Şuara Suresi 158. Ayet ile İlgili Dil Bilgisi Açıklamaları:
Kelime | Temel Anlamı |
---|---|
عَذَابٌ | Azap |
آيَةٌ | Belge/Ders |
يُؤْمِنُونَ | İnanmak |
كَثِيرٌ | Çoğu |
Ayetin okunmasında, 'idgam' ve 'med' kuralları gibi temel tecvid kuralları bulunur. Özellikle 'عَذَابٌ' kelimesinde 'a' harfi ile 'ع' harfi arasında uzatma (med) söz konusudur.

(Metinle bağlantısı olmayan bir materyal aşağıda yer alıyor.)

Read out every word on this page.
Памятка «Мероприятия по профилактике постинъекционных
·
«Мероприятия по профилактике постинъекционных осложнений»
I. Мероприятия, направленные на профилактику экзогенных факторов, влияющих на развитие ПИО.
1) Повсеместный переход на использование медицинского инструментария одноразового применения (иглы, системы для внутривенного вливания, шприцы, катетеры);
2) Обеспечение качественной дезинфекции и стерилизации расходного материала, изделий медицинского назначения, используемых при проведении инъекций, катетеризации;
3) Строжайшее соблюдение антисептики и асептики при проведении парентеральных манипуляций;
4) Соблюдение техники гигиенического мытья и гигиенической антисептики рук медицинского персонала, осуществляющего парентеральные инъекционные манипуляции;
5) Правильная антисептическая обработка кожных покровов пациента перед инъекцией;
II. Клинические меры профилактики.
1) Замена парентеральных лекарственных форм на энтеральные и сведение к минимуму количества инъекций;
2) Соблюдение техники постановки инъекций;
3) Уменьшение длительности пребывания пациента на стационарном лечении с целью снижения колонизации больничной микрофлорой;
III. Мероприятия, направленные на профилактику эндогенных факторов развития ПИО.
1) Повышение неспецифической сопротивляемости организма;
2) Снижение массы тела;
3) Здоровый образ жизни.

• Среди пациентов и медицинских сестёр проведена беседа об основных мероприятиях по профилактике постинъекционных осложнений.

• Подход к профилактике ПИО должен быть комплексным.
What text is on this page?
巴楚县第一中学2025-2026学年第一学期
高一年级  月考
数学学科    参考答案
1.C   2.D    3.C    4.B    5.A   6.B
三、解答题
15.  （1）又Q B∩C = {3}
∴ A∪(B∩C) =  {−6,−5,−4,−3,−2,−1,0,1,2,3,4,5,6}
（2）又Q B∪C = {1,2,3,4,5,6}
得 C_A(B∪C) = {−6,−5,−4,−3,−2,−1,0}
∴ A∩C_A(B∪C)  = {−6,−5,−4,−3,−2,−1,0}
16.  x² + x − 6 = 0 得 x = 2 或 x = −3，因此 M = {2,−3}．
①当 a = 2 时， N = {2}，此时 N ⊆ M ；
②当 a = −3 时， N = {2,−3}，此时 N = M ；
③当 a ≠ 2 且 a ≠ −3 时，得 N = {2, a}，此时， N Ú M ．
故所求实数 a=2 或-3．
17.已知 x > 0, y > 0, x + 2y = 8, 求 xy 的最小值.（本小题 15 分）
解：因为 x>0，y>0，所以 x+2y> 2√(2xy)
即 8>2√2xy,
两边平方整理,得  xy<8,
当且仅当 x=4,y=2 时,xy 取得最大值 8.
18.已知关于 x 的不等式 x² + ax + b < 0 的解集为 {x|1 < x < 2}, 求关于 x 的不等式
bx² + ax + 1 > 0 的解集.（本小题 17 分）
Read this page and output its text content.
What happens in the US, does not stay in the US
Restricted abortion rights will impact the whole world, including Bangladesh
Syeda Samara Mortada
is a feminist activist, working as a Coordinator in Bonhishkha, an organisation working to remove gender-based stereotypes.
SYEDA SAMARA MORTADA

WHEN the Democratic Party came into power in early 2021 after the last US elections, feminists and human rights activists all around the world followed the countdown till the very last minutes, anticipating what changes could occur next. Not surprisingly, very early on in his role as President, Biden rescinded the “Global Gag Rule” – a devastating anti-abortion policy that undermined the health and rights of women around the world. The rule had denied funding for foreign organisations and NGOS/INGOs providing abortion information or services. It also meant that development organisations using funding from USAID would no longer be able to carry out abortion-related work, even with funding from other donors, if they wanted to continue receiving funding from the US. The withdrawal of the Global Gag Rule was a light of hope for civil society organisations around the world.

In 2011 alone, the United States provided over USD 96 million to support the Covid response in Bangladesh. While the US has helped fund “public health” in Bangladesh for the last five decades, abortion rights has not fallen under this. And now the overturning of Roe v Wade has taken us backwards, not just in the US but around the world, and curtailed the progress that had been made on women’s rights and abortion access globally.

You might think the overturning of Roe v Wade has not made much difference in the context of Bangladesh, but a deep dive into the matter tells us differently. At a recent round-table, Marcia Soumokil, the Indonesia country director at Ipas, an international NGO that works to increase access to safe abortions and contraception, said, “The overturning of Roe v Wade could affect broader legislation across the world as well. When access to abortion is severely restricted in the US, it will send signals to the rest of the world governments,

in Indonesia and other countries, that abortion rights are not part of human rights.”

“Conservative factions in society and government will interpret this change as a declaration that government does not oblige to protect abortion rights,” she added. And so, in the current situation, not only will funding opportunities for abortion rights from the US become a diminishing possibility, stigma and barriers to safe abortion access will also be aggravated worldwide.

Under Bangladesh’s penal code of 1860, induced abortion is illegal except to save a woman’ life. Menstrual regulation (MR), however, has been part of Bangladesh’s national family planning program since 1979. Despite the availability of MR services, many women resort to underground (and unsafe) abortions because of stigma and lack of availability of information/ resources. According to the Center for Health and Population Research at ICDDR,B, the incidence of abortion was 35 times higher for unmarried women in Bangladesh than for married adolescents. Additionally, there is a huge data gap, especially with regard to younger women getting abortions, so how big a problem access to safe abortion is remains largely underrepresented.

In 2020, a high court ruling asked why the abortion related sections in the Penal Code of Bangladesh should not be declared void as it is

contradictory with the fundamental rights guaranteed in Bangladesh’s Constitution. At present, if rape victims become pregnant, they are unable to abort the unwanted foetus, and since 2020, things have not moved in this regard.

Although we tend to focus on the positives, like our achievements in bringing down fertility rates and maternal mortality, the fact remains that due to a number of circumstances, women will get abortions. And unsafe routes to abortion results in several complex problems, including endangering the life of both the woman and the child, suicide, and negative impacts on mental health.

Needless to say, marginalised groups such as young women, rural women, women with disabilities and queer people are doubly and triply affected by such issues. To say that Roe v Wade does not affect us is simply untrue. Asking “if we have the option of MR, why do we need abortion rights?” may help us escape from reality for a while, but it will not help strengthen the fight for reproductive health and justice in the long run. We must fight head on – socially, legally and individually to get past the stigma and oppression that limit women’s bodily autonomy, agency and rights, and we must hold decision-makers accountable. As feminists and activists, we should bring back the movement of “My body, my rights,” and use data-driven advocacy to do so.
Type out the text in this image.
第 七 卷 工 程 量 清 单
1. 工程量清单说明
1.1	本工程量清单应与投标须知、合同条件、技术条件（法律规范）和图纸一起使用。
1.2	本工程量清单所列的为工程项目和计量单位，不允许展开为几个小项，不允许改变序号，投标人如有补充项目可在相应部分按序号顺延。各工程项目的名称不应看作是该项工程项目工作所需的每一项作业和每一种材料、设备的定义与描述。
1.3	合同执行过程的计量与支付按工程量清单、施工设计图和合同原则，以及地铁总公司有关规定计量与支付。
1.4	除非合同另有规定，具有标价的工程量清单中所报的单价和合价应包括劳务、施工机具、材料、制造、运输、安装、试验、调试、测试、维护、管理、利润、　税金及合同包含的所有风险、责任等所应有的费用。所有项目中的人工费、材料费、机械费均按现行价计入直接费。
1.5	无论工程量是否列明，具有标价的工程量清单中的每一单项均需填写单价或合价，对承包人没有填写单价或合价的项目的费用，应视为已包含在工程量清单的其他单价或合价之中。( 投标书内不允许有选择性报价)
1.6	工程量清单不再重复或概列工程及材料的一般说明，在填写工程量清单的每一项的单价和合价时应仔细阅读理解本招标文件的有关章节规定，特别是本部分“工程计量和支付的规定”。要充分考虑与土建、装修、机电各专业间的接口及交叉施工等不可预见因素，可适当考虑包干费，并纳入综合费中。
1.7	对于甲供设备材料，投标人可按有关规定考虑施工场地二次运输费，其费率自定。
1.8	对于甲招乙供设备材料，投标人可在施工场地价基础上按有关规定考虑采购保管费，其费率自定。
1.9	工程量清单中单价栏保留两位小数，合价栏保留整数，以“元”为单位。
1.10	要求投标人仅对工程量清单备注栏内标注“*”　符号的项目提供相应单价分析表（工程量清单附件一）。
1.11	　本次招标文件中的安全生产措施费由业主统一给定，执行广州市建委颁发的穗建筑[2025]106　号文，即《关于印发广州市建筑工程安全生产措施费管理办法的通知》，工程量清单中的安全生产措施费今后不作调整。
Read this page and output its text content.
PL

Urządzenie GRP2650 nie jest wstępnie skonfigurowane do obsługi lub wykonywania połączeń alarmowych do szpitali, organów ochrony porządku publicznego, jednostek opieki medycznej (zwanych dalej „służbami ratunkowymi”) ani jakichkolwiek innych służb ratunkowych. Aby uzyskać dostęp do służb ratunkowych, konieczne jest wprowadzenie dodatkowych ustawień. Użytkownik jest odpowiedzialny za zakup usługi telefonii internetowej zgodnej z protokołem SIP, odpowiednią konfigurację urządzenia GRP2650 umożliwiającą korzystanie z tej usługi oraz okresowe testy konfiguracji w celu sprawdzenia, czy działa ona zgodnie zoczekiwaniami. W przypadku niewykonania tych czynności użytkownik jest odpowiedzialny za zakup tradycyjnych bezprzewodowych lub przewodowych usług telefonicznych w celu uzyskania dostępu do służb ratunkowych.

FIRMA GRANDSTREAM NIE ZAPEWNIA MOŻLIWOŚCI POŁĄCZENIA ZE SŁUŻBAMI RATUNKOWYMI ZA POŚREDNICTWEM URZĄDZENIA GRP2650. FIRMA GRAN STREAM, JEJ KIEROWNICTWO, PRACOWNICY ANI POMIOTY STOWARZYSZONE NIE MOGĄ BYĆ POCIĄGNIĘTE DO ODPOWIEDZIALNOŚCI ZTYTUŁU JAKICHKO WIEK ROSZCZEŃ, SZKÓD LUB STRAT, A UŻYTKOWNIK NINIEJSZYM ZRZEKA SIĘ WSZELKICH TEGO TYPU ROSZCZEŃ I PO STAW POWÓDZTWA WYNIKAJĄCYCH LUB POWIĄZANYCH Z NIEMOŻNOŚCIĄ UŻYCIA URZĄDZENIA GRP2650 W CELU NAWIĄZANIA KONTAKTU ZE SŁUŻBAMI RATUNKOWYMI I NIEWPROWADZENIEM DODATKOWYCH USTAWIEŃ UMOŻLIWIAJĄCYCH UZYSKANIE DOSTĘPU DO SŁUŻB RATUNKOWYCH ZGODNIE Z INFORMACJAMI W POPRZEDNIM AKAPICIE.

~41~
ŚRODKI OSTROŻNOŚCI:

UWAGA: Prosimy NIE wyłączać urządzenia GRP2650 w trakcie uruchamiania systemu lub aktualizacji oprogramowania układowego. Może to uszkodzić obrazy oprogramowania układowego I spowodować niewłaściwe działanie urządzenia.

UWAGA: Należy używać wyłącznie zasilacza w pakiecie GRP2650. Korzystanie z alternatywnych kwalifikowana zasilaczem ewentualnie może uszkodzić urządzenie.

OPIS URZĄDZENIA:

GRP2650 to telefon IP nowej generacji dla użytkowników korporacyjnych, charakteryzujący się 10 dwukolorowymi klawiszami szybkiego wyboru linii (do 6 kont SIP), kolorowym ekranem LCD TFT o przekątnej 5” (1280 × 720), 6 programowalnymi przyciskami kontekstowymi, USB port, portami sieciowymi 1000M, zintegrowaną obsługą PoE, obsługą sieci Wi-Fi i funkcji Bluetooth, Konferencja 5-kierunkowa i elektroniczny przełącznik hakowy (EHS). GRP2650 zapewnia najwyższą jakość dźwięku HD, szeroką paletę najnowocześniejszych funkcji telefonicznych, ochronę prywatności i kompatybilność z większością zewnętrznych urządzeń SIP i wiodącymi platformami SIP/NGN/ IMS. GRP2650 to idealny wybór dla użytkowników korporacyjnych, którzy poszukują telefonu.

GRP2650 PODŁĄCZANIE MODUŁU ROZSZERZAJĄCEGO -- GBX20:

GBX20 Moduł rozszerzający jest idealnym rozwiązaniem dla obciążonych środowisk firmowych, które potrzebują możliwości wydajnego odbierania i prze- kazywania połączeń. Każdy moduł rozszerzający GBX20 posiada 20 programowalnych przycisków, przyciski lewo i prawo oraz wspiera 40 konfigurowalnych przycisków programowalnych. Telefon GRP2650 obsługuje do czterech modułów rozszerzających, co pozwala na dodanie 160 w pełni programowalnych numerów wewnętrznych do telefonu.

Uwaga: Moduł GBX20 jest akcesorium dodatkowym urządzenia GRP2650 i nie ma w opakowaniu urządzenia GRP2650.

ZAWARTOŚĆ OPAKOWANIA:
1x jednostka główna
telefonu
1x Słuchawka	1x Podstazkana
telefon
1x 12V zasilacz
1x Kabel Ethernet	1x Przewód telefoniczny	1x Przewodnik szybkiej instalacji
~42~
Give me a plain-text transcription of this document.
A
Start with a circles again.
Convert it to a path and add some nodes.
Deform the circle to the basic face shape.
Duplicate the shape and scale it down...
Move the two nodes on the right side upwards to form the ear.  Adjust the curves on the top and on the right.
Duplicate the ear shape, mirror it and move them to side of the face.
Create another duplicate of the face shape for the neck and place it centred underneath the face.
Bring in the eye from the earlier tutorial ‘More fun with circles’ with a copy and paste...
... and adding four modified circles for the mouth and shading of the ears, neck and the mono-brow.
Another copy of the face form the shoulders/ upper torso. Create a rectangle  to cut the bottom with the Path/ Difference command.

Şuara Suresi 158. Ayet ile İlgili İstatistiksel Bilgiler ve Görselleştirme:
Kelime | Temel Anlamı | Kur'an'daki Toplam Geçiş Sayısı |
---|---|---|
عَذَابٌ | Azap | 10 |
يُؤْمِنُونَ | İnanmak | 8 |
آيَةٌ | Belge/Ders | 5 |
Ayet içerisinde geçen kelimelerin Kur'an'daki toplam geçiş sayıları, bu kelimelerin önemini ve anlamını ortaya koymaktadır. 'عَذَابٌ' kelimesi, azabın önemini ve sıkça karşılaşılan bir kavram olduğunu gösterirken, 'يُؤْمِنُونَ' kelimesi, inanç ve iman konusunun vurgulandığını işaret eder. Ayrıca, 'آيَةٌ' kelimesinin sıklığı, Kur'an'ın ders alma ve ibret alma konusuna ne kadar önem verdiğinin bir göstergesidir.
عَذَابٌ
10
يُؤْمِنُونَ
8
آيَةٌ
5
Şuara Suresi 158. Ayetin Meallerindeki Dilsel Farklılıklar:
Meal Sahibi | Kullanılan İfade | Dilsel Tonu |
---|---|---|
Abdulbaki Gölpınarlı | Azap, onları helak ediverdi. | Geleneksel |
Diyanet İşleri Meali (Yeni) | Böylece onları azap yakaladı. | Açıklayıcı |
Elmalılı Hamdi Yazır | Çünkü kendilerini azap yakalayıverdi. | Geleneksel |
Mehmet Okuyan | (Ama çoktan) o azap kendilerini yakalamıştı. | Modern |
Ömer Nasuhi Bilmen | Artık onları azap yakaladı. | Geleneksel |
Süleyman Ateş | Ve azab onları yakaladı. | Geleneksel |
Süleymaniye Vakfı | O azap onları hemen yakaladı. | Açıklayıcı |
Yaşar Nuri Öztürk | Sonunda azap onları yakaladı. | Modern |
Yukarıdaki tabloda, farklı meal sahiplerinin ayette kullandıkları ifadeler ve tonlar incelenmiştir. 'Azap' kelimesi çoğu mealde ortak bir biçimde kullanılırken, 'yakalamak' fiili bazı meallerde değişiklik göstermektedir. Bu durum, meal yazarlarının farklı üslup ve yaklaşım sergilediğini göstermektedir. Geleneksel meallerde 'yakalamak' ifadesi daha kesin bir dille belirtilirken, modern meallerde ise daha akıcı ve güncel bir dil tercih edilmiştir. Dil açısından farklılıklar, anlamda çok ciddi değişiklikler yaratmamakla birlikte, kelimelerin seçimi ve cümle yapısındaki farklılıklar, okuyucu üzerinde değişik etkiler yaratabilir.